Tangis Ibu Pecah Saat Fandi ABK Medan Divonis 5 Tahun: “Saya Harap Bebas”
Suasana ruang sidang menjadi haru ketika Fandi, anak buah kapal (ABK) asal Medan, dijatuhi vonis 5 tahun penjara oleh pengadilan atas kasus yang menjeratnya. Tangis histeris ibu Fandi pecah di kursi penonton saat hakim membacakan putusan.
Ibu Fandi menyampaikan harapannya agar anaknya bisa bebas. “Saya hanya ingin dia kembali pulang dan bisa memperbaiki hidupnya. Saya berharap dia mendapat keringanan,” ujar sang ibu sambil menahan tangis.
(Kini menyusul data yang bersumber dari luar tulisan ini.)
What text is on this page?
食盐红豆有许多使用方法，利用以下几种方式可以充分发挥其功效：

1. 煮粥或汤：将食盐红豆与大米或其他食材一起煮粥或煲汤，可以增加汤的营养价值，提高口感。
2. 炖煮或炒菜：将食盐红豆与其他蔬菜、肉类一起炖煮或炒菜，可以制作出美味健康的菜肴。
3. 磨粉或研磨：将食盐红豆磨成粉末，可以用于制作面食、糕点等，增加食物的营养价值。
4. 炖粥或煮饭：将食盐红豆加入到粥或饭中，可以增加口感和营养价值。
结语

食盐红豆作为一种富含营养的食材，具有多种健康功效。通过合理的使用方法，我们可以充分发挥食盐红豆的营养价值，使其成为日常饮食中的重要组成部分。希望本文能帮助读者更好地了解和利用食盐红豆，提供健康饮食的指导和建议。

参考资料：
Sidang yang digelar di Pengadilan Negeri Medan itu memutuskan Fandi terbukti secara sah dan meyakinkan melakukan tindak pidana sesuai dakwaan jaksa. Majelis hakim mempertimbangkan beberapa hal, termasuk usia korban, fakta di persidangan, dan pengakuan terdakwa.
Kuasa hukum Fandi menyatakan akan mempertimbangkan langkah hukum lanjutan, termasuk kemungkinan mengajukan banding. Sementara itu, keluarga berharap vonis tersebut dapat menjadi pelajaran bagi Fandi dan tidak mengulang kesalahan serupa di masa depan.
Peristiwa ini menjadi perhatian publik karena menyentuh sisi kemanusiaan, terutama reaksi keluarga terdakwa saat mendengar putusan pengadilan. Masyarakat diimbau tetap menghormati proses hukum yang berjalan, sekaligus memberikan dukungan psikologis bagi keluarga yang terdampak.